I also tried the solution from this old github issue but it is no longer valid since the concat function only accepts lists now. In the end I landed using a variable for os version and setting it like this.

variable "os-version" {
    description = "Whether to use ubuntu 14 or ubuntu 16"
    default     = "ubuntu16"
}
ariable "ubuntu_amis" {
    description = "Mapping of Ubuntu 14.04 AMIs."
    default = {
          ubuntu14.ap-northeast-1 = "ami-a25cffa2"
          ubuntu14.ap-southeast-1 = "ami-967879c4"
          ubuntu14.ap-southeast-2 = "ami-21ce8b1b"
          ubuntu14.cn-north-1     = "ami-d44fd2ed"
          ubuntu14.eu-central-1   = "ami-9cf9c281"
          ubuntu14.eu-west-1      = "ami-664b0a11"
          ubuntu14.sa-east-1      = "ami-c99518d4"
          ubuntu14.us-east-1      = "ami-c135f3aa"
          ubuntu14.us-gov-west-1  = "ami-91cfafb2"
          ubuntu14.us-west-1      = "ami-bf3dccfb"
          ubuntu14.us-west-2      = "ami-f15b5dc1"
          ubuntu16.ap-northeast-1 = "ami-a68e3ec7"
          ubuntu16.ap-southeast-1 = "ami-5b7ed338"
          ubuntu16.ap-southeast-2 = "ami-e2112881"
          ubuntu16.cn-north-1     = "ami-593feb34"
          ubuntu16.eu-central-1   = "ami-df02c5b0"
          ubuntu16.eu-west-1      = "ami-be376ecd"
          ubuntu16.sa-east-1      = "ami-8f34aae3"
          ubuntu16.us-east-1      = "ami-2808313f"
          ubuntu16.us-gov-west-1  = "ami-19d56d78"
          ubuntu16.us-west-1      = "ami-900255f0"
          ubuntu16.us-west-2      = "ami-7df25b1d"
    }
}

Then using a lookup such as this when creating an instance

ami = "${lookup(var.ubuntu_amis, "${var.os-version}.${var.region}")}"
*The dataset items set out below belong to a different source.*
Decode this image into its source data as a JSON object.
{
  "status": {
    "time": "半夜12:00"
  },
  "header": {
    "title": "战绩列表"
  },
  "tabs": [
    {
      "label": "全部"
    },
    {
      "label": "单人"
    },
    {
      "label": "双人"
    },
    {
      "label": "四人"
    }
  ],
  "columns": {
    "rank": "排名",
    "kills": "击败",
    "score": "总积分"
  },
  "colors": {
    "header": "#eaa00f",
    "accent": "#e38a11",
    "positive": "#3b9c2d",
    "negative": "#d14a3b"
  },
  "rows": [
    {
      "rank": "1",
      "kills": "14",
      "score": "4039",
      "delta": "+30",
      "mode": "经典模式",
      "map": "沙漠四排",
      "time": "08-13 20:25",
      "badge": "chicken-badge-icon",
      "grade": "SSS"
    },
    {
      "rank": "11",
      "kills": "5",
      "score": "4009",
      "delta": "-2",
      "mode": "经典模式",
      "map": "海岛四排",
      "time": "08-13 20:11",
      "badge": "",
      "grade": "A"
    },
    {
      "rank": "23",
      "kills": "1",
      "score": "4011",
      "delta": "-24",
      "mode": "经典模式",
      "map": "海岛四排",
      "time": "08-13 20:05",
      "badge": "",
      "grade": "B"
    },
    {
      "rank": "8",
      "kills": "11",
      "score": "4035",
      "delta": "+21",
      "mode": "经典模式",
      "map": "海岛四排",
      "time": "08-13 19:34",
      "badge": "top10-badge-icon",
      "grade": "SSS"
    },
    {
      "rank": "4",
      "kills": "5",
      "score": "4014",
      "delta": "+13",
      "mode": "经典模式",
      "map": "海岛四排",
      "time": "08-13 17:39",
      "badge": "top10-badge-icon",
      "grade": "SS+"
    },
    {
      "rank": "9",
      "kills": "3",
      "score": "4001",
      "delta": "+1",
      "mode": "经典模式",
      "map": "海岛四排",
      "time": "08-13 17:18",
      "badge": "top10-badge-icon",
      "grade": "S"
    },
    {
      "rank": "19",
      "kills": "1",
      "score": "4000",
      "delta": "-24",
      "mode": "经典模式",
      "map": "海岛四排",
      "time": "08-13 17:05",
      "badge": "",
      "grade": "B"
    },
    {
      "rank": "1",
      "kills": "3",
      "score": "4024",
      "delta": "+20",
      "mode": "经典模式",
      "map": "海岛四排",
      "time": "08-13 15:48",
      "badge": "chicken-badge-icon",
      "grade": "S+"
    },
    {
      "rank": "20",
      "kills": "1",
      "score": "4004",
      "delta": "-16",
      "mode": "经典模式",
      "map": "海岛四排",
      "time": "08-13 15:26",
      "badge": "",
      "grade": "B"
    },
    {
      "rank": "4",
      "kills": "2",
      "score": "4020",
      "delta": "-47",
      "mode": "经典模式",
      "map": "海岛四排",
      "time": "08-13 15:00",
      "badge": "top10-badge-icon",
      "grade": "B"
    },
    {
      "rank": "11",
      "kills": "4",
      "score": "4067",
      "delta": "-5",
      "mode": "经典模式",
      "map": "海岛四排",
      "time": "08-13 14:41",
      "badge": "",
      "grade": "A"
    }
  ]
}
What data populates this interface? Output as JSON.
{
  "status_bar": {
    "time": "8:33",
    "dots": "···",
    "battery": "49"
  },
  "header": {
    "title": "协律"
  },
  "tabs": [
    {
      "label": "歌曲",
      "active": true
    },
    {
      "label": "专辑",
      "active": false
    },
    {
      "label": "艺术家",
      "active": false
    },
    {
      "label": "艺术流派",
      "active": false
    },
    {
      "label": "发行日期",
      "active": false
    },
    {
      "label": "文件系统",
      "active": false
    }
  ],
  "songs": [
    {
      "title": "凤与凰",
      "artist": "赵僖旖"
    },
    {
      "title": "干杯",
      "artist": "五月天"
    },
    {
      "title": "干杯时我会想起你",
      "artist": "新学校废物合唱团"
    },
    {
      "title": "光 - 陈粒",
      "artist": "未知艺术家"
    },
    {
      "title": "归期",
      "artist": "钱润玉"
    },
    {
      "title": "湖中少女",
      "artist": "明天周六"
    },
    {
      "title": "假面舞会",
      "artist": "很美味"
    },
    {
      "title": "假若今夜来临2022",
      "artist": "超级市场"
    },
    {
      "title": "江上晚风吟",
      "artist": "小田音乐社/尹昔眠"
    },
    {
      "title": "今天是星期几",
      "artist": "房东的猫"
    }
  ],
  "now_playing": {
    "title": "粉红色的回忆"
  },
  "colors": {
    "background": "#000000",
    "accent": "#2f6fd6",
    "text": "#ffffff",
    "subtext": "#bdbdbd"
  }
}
Hopefully this helps someone out and if you know of a better way to accomplish this please share!

OpenVPN and ec2 Jumbo Frames

While troubleshooting site to site links running OpenVPN recently I ran into an issue with MTU sizing on the ec2 end. When we originally setup the links we followed the performance tuning advice found here. The relevant portion is that we set tun-mtu 6000 Why did we do this? Here’s OpenVPN’s explanation

By increasing the MTU size of the tun adapter and by disabling OpenVPN’s internal fragmentation routines the throughput can be increased quite dramatically. The reason behind this is that by feeding larger packets to the OpenSSL encryption and decryption routines the performance will go up. The second advantage of not internally fragmenting packets is that this is left to the operating system and to the kernel network device drivers. For a LAN-based setup this can work, but when handling various types of remote users (road warriors, cable modem users, etc) this is not always a possibility.

During later testing we discovered that we could easily push 40mb/s over the OpenVPN tunnel into the ec2 instance, but only 1mb/s or less going the opposite direction. Obviously not ideal.

So how does ec2 MTU sizing play into this? We had on premise VMs on one side with a standard mtu of 1500 on their interfaces while the ec2 instance had jumbo frames enabled with an mtu of 9001. This meant that our traffic towards ec2 was being fragmented into an MTU of 1500 by linux  on the on premise OpenVPN instance. Traffic out of ec2 towards the other end was not fragmented by the vpn instance at all and was sent along to the internet gateway where it would be chopped into a standard MTU size to cross the internet. This manifested itself in significantly lower throughput going from ec2 to the on premise instance.

After discovering this we set the MTU of eth0 on the ec2 instance to 1500 and lowered the OpenVPN tun-mtu to 1500. Since implementing those changes we are achieving equal throughput in both directions!